Dans le même temps, les quêtes annexes étendent efficacement l’univers en apportant des détails toujours intéressants. Parfois, même, des choix drastiques doivent être pris même si, globalement, ils ont peu d’impact sur le cours de l’histoire principale. Il reste cependant dommage qu’aucune option ne propose un vrai résumé de ce qui s’est passé dans Zero Dawn alors que Forbiden West est sa suite directe. Le premier épisode est survolé durant une courte introduction mais clairement, pour qui n’a pas fait le jeu, c’est un écueil qui fera manquer de nombreux détails. Ces joueurs ne devraient pas hésiter à se renseigner sur la toile, à défaut de lancer Zero Dawn. En mode histoire (très facile) ce titre prendra moins de vingt heures et améliorera vraiment l’expérience de Forbiden West, déjà bonne en soi.
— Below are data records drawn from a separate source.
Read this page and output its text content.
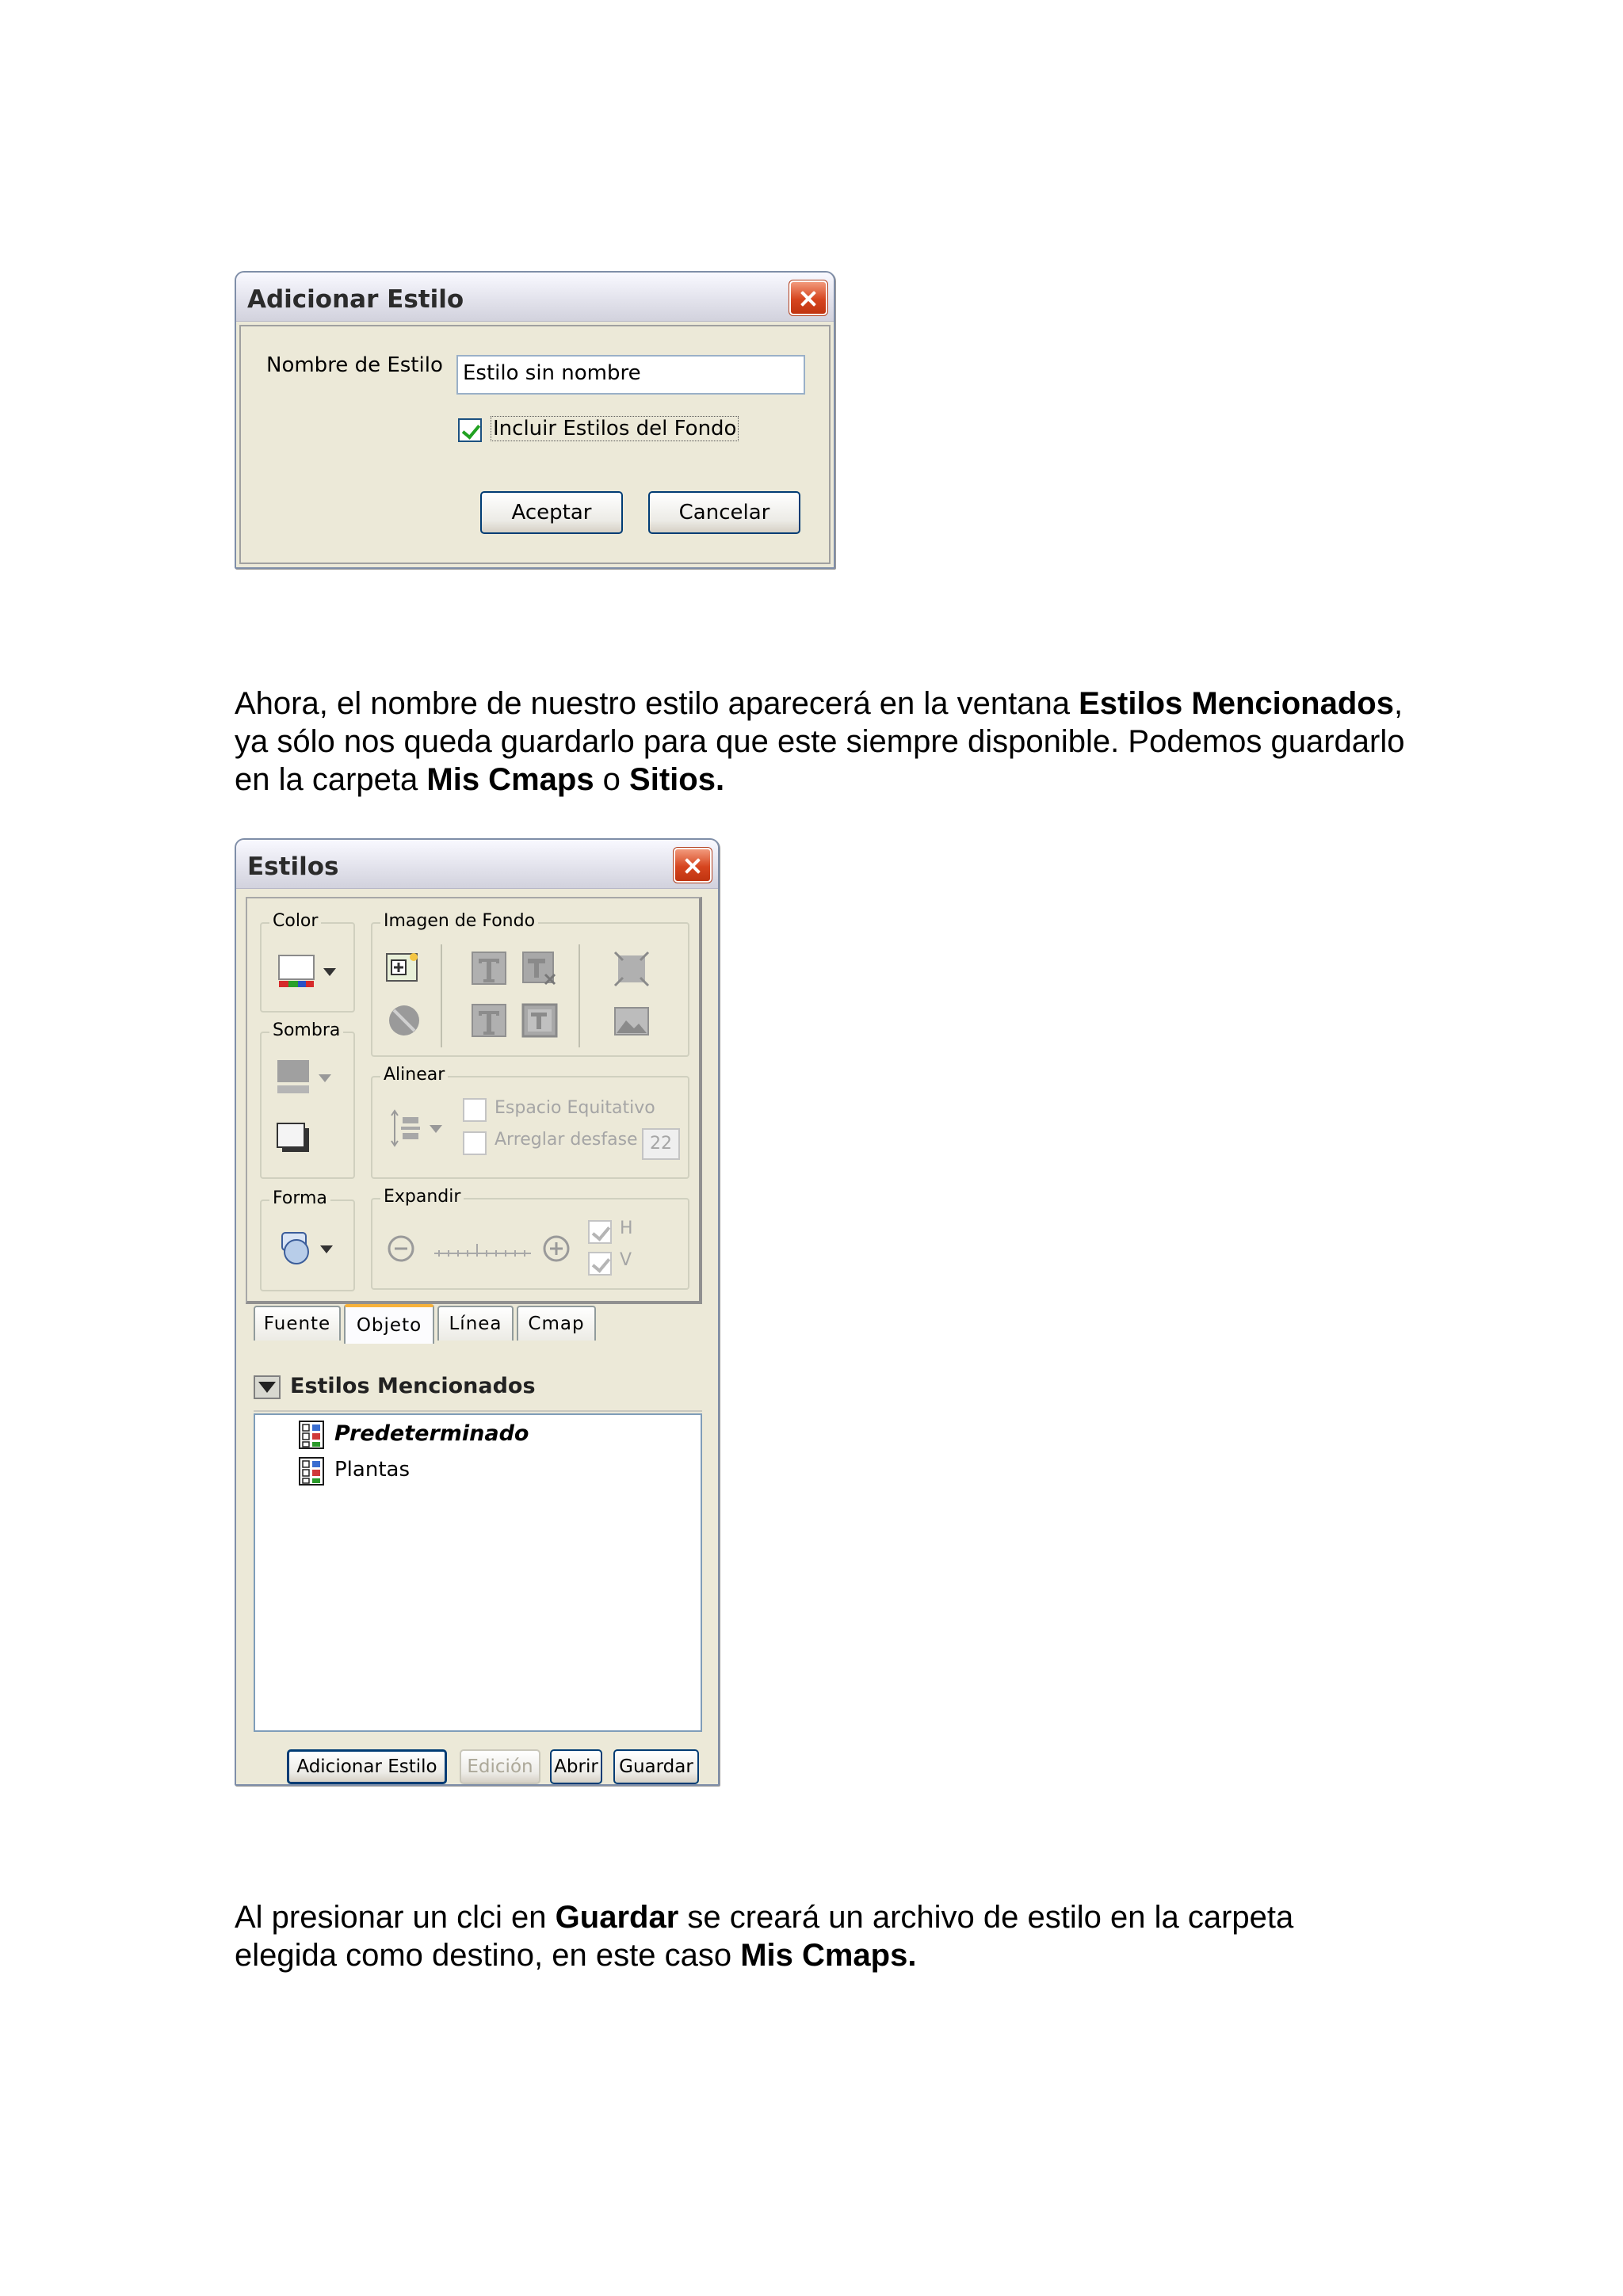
Adicionar Estilo
Nombre de Estilo Estilo sin nombre
Incluir Estilos del Fondo
Aceptar	Cancelar
Ahora, el nombre de nuestro estilo aparecerá en la ventana Estilos Mencionados, ya sólo nos queda guardarlo para que este siempre disponible. Podemos guardarlo en la carpeta Mis Cmaps o Sitios.
Estilos
Color
Sombra
Forma
Imagen de Fondo
Alinear
Espacio Equitativo
Arreglar desfase 22
Expandir
H
V
Fuente	Objeto	Línea	Cmap
Estilos Mencionados
Predeterminado
Plantas
Adicionar Estilo	Edición	Abrir	Guardar
Al presionar un clci en Guardar se creará un archivo de estilo en la carpeta elegida como destino, en este caso Mis Cmaps.
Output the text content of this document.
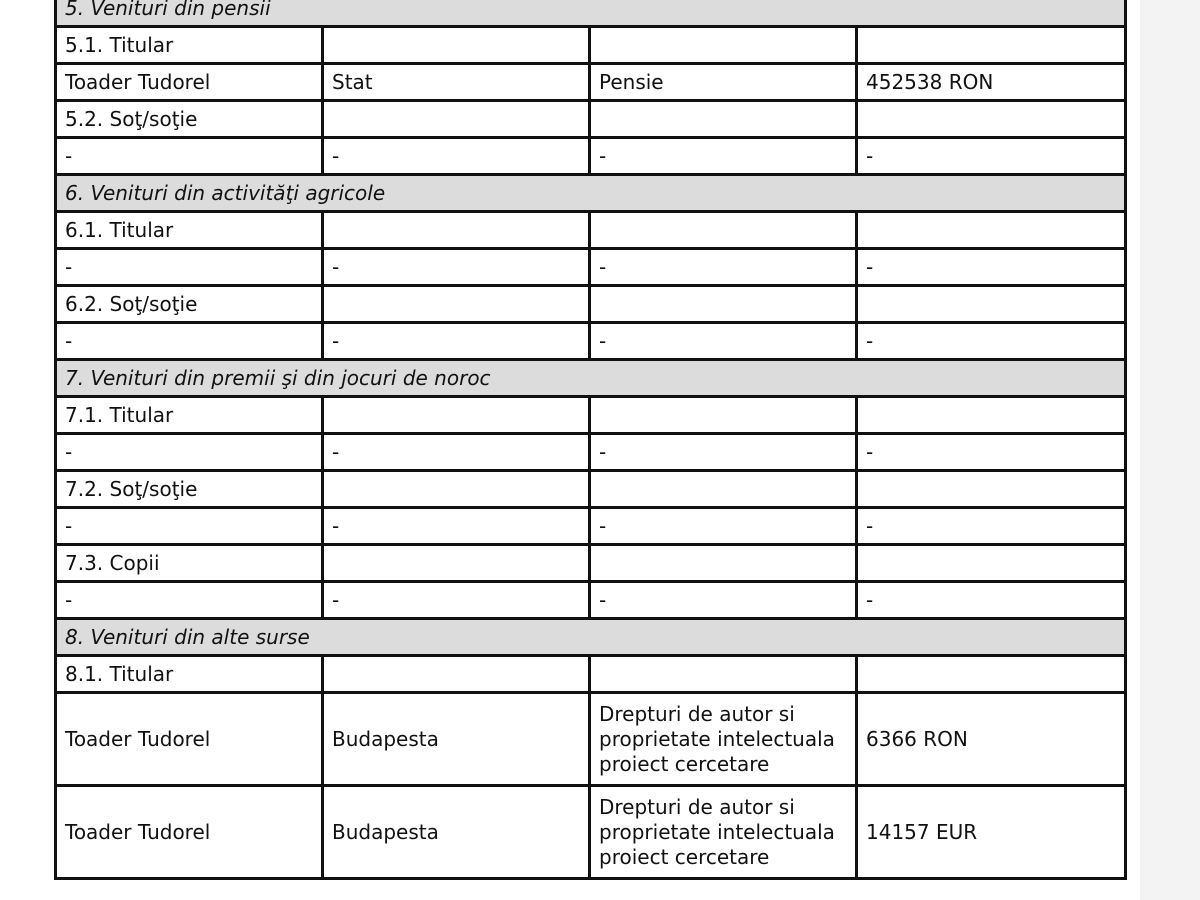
5. Venituri din pensii			
5.1. Titular			
Toader Tudorel	Stat	Pensie	452538 RON
5.2. Soţ/soţie			
-	-	-	-
6. Venituri din activităţi agricole			
6.1. Titular			
-	-	-	-
6.2. Soţ/soţie			
-	-	-	-
7. Venituri din premii şi din jocuri de noroc			
7.1. Titular			
-	-	-	-
7.2. Soţ/soţie			
-	-	-	-
7.3. Copii			
-	-	-	-
8. Venituri din alte surse			
8.1. Titular			
Toader Tudorel	Budapesta	Drepturi de autor si proprietate intelectuala proiect cercetare	6366 RON
Toader Tudorel	Budapesta	Drepturi de autor si proprietate intelectuala proiect cercetare	14157 EUR
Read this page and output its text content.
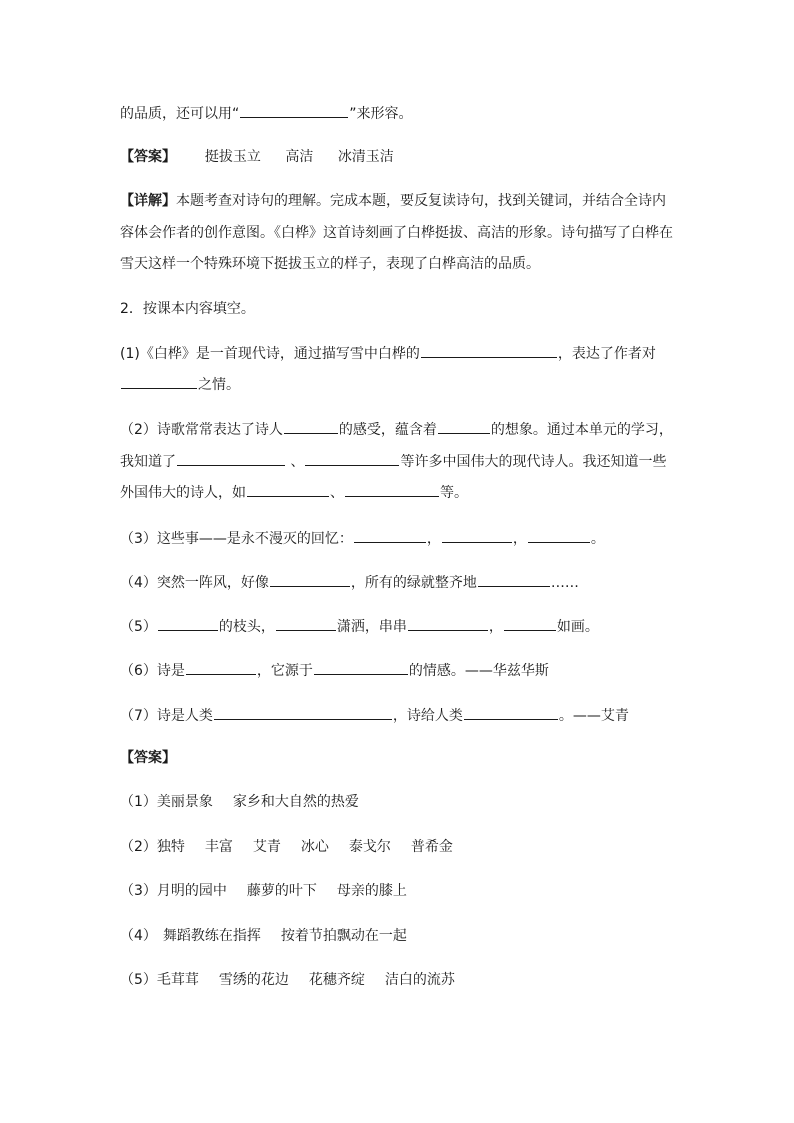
的品质，还可以用“	”来形容。
【答案】 挺拔玉立 高洁 冰清玉洁
【详解】本题考查对诗句的理解。完成本题，要反复读诗句，找到关键词，并结合全诗内
容体会作者的创作意图。《白桦》这首诗刻画了白桦挺拔、高洁的形象。诗句描写了白桦在
雪天这样一个特殊环境下挺拔玉立的样子，表现了白桦高洁的品质。
2．按课本内容填空。
(1)《白桦》是一首现代诗，通过描写雪中白桦的	，表达了作者对
之情。
（2）诗歌常常表达了诗人	的感受，蕴含着	的想象。通过本单元的学习，
我知道了	、	等许多中国伟大的现代诗人。我还知道一些
外国伟大的诗人，如	、	等。
（3）这些事——是永不漫灭的回忆：	，	，	。
（4）突然一阵风，好像	，所有的绿就整齐地	……
（5）	的枝头，	潇洒，串串	，	如画。
（6）诗是	，它源于	的情感。——华兹华斯
（7）诗是人类	，诗给人类	。——艾青
【答案】
（1）美丽景象 家乡和大自然的热爱
（2）独特 丰富 艾青 冰心 泰戈尔 普希金
（3）月明的园中 藤萝的叶下 母亲的膝上
（4） 舞蹈教练在指挥 按着节拍飘动在一起
（5）毛茸茸 雪绣的花边 花穗齐绽 洁白的流苏
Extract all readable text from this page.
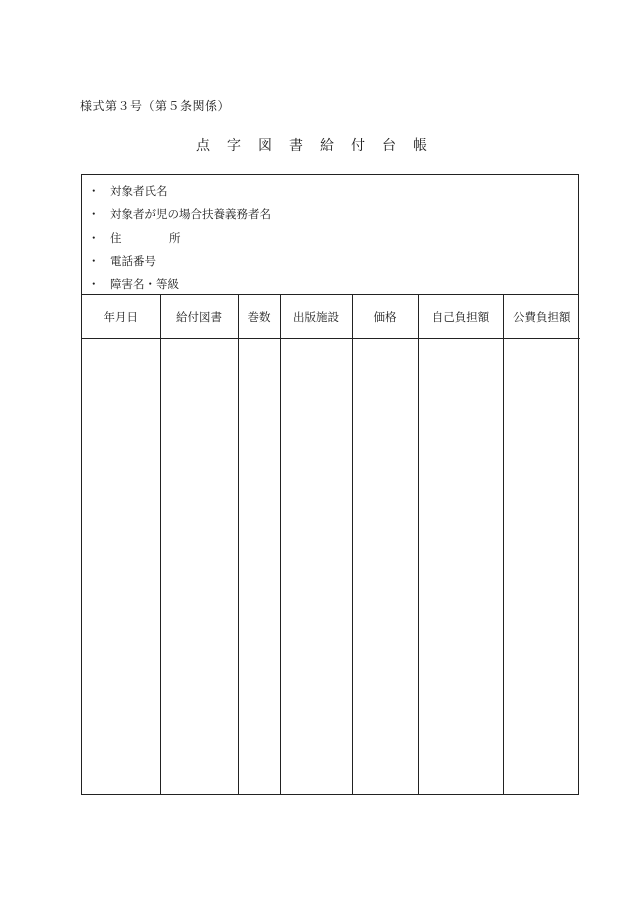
様式第３号（第５条関係）
点字図書給付台帳
・ 対象者氏名
・ 対象者が児の場合扶養義務者名
・ 住	所
・ 電話番号
・ 障害名・等級
年月日	給付図書	巻数	出版施設	価格	自己負担額	公費負担額
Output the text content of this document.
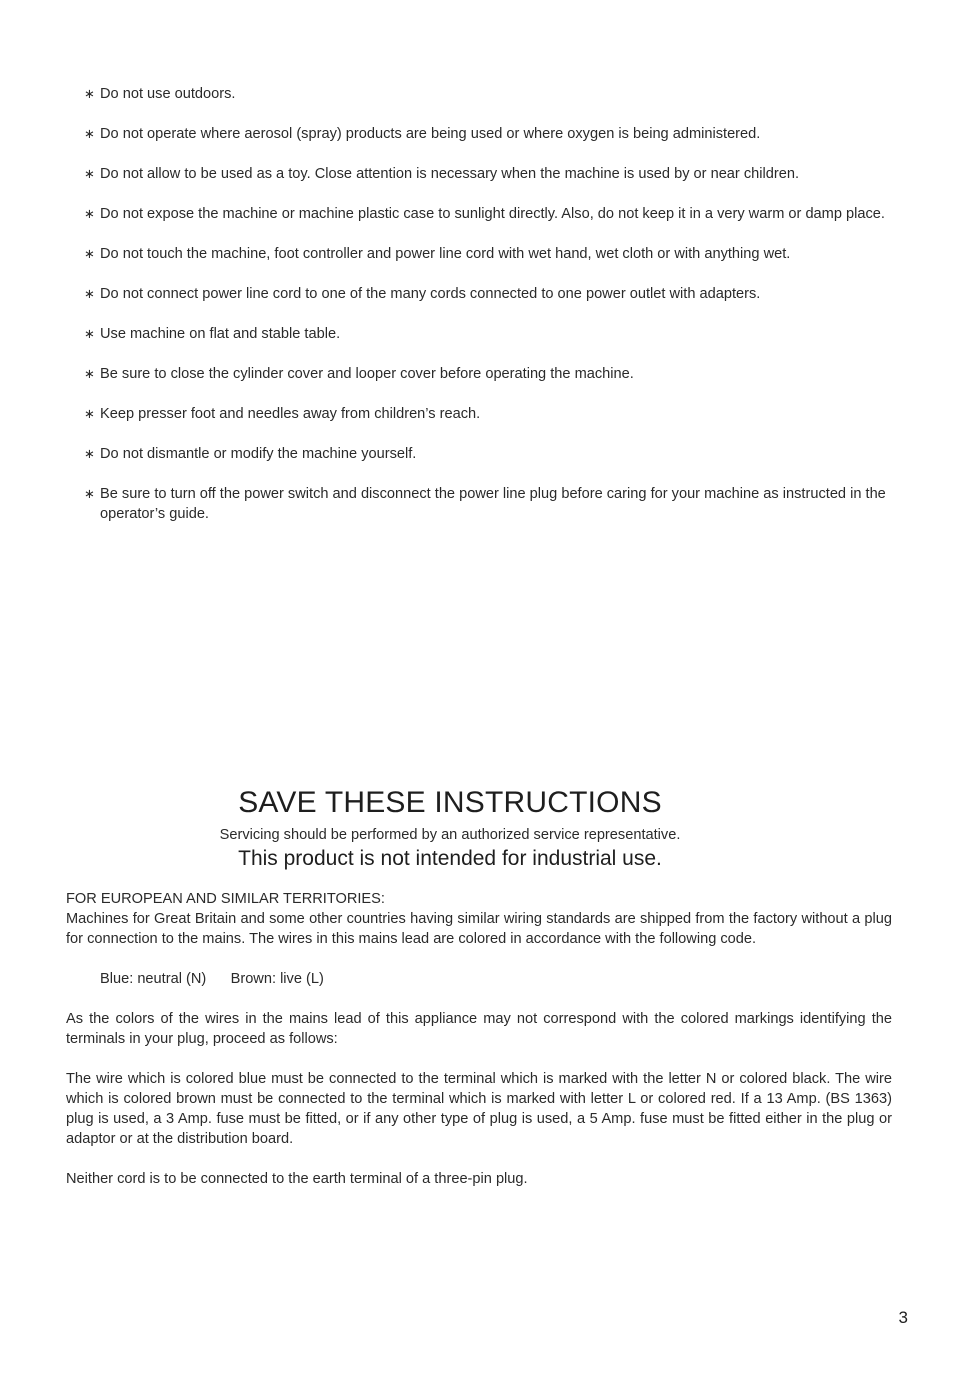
∗ Do not use outdoors.
∗ Do not operate where aerosol (spray) products are being used or where oxygen is being administered.
∗ Do not allow to be used as a toy. Close attention is necessary when the machine is used by or near children.
∗ Do not expose the machine or machine plastic case to sunlight directly. Also, do not keep it in a very warm or damp place.
∗ Do not touch the machine, foot controller and power line cord with wet hand, wet cloth or with anything wet.
∗ Do not connect power line cord to one of the many cords connected to one power outlet with adapters.
∗ Use machine on flat and stable table.
∗ Be sure to close the cylinder cover and looper cover before operating the machine.
∗ Keep presser foot and needles away from children’s reach.
∗ Do not dismantle or modify the machine yourself.
∗ Be sure to turn off the power switch and disconnect the power line plug before caring for your machine as instructed in the operator’s guide.
SAVE THESE INSTRUCTIONS

Servicing should be performed by an authorized service representative.

This product is not intended for industrial use.

FOR EUROPEAN AND SIMILAR TERRITORIES:

Machines for Great Britain and some other countries having similar wiring standards are shipped from the factory without a plug for connection to the mains. The wires in this mains lead are colored in accordance with the following code.

Blue: neutral (N) Brown: live (L)

As the colors of the wires in the mains lead of this appliance may not correspond with the colored markings identifying the terminals in your plug, proceed as follows:

The wire which is colored blue must be connected to the terminal which is marked with the letter N or colored black. The wire which is colored brown must be connected to the terminal which is marked with letter L or colored red. If a 13 Amp. (BS 1363) plug is used, a 3 Amp. fuse must be fitted, or if any other type of plug is used, a 5 Amp. fuse must be fitted either in the plug or adaptor or at the distribution board.

Neither cord is to be connected to the earth terminal of a three-pin plug.

3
Donc voilà : le jeu brille dans les yeux et grince sous le pad. Les combats sont brouillons, les commandes parfois alambiquée, l’IA des collègues qui nous accompagnent lors des quêtes annexes est imbuvable… c’est vrai. Et pourtant ! On l’aime bien, cette Aloy ! La mise en scène est bien faite, l’histoire est prenante et le jeu est beau à voir et à explorer. Les phases d’infiltrations marchent bien et les minis donjons proposent des petites énigmes toujours gratifiantes à résoudre. Alors oui : Si on ne comprend rien au système d’équipement sans sortir sa calculatrice de Terminale S, finalement, on joue le jeu avec plaisir plus souvent qu’autre chose et, si on ne veut pas l’encenser, on compte bien le défendre un peu avant d’aller pleurer sur Elden Ring… l’autre princesse du moment.